Record config fields:

| Field | Type | Required | Description | |---|---|---|---| | system | string | No | System prompt | | user | string | Yes | User message | | tools | ToolDefinition[] | Yes | Tools with JSON Schema parameters | | stubs | Record<name, result> | No | Tool responses during recording (default: { ok: true }) | | scenario | string | No | Label written to the trace file | | model | string | No | Model name (default: gpt-4o-mini) | | baseURL | string | No | API base URL (default: OpenAI) | | apiKey | string | No | Falls back to OPENAI_API_KEY env var | | maxSteps | number | No | Max tool-calling rounds (default: 16) | | httpFetch | typeof fetch | No | API only — passed to recordTrace() to override global fetch (tests, proxies).
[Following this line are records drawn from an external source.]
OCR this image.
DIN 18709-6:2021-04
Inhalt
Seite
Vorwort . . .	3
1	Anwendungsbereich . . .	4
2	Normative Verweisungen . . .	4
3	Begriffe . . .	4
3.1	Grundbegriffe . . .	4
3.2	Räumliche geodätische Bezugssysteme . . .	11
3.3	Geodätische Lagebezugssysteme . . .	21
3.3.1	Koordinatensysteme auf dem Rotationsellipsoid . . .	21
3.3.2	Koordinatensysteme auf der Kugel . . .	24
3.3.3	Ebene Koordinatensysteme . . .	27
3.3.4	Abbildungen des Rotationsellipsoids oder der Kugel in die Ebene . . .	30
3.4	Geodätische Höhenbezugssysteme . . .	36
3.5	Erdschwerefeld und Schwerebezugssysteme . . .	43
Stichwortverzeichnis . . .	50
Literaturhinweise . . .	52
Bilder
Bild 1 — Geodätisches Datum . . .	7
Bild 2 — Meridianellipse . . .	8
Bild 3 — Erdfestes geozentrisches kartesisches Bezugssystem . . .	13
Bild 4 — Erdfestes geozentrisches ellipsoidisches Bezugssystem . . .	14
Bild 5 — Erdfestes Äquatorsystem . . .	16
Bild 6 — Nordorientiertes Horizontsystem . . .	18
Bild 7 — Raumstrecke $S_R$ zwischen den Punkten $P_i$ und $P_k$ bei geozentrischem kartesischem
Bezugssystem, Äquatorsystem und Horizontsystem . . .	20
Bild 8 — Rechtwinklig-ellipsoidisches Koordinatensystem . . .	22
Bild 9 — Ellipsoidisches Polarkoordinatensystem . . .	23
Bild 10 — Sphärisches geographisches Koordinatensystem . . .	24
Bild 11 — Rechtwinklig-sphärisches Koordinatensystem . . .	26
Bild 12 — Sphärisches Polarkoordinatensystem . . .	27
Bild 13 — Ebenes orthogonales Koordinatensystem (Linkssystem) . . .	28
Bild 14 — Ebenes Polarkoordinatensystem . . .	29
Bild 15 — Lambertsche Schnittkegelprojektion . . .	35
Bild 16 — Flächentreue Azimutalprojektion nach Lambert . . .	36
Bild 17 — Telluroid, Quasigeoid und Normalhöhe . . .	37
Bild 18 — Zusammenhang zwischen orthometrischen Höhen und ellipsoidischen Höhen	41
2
Not supported in record.config.json. |


Examples

All examples run with npm run build first (uses dist/):

npm run build && npm run example:all

| Example | Scenario | Key concept | |---|---|---| | minimal | Refund agent | Basic record → replay | | email-router | Route emails by category + priority | Multi-step routing | | financial-transfer | Balance → limit → transfer | High-stakes sequencing + regression demo | | rag-validation | Search → rerank → cite | subsequence mode for flexible pipelines | | ticket-escalation | VIP customer 4-step escalation | Long tool chains |

Run individually:

npm run example:email-router
npm run example:financial-transfer   # includes intentional regression demo
npm run example:rag-validation
npm run example:ticket-escalation

Framework Adapters

Agent VCR works with your existing LLM SDK. Import the adapter for your framework — no peer dependency added to Agent VCR itself.

OpenAI SDK

import OpenAI from 'openai'
import { collectToolCalls, compareTraces, loadTraceFile } from 'agent-vcr'
import { fromOpenAI } from 'agent-vcr/adapters/openai'

const client = new OpenAI()
const llm = fromOpenAI(client, 'gpt-4o-mini', {
  tools: [/* your OpenAI tool definitions */],
})

const recorded = await collectToolCalls({
  user: 'Refund order 123',
  llm,
  executeTool: async (name, args) => myDispatch(name, args),
})

Anthropic SDK

import Anthropic from '@anthropic-ai/sdk'
import { collectToolCalls } from 'agent-vcr'
import { fromAnthropic } from 'agent-vcr/adapters/anthropic'

const client = new Anthropic()
const llm = fromAnthropic(client, 'claude-3-5-sonnet-20241022', {
  tools: [
    {
      name: 'lookup_order',
      description: 'Look up an order by ID',
      input_schema: { type: 'object', properties: { orderId: { type: 'string' } }, required: ['orderId'] },
    },
  ],
})

Vercel AI SDK

import { openai } from '@ai-sdk/openai'
import { collectToolCalls } from 'agent-vcr'
import { fromVercelAI } from 'agent-vcr/adapters/vercel-ai'
import { z } from 'zod'

const llm = fromVercelAI(openai('gpt-4o-mini'), {
  tools: {
    lookup_order: {
      description: 'Look up an order by ID',
      parameters: z.object({ orderId: z.string() }),
    },
  },
})

LangChain.js

import { ChatOpenAI } from '@langchain/openai'
import { collectToolCalls } from 'agent-vcr'
import { fromLangChain } from 'agent-vcr/adapters/langchain'

const chat = new ChatOpenAI({ model: 'gpt-4o-mini' })
const llm = fromLangChain(chat.bindTools([lookupOrderTool, refundOrderTool]))

Any OpenAI-compatible API

# Groq
agent-vcr record --config cfg.json --base-url https://api.groq.com/openai/v1 --model llama-3.3-70b-versatile

# Ollama (local)
agent-vcr record --config cfg.json --base-url http://localhost:11434/v1 --model llama3.2

How It Works

  ┌─────────────────────────────────────────────────────────────────┐
  │  RECORD (once, with real LLM)          REPLAY (CI, no live LLM)  │
  │                                                                 │
  │  User ──► Real LLM ──► tool_calls      User ──► ScriptedLlm   │
  │              │                                      │           │
  │        Real APIs                            executeTool stubs  │
  │              │                                      │           │
  │         save to                          compare to            │
  │   traces/*.expected.json  ◄────────────  traces/*.expected.json│
  │         (git commit)                      fail build on drift  │
  └─────────────────────────────────────────────────────────────────┘

What ScriptedLlm validates: Given these model decisions (scripted), your code still dispatches the right tools with the right arguments.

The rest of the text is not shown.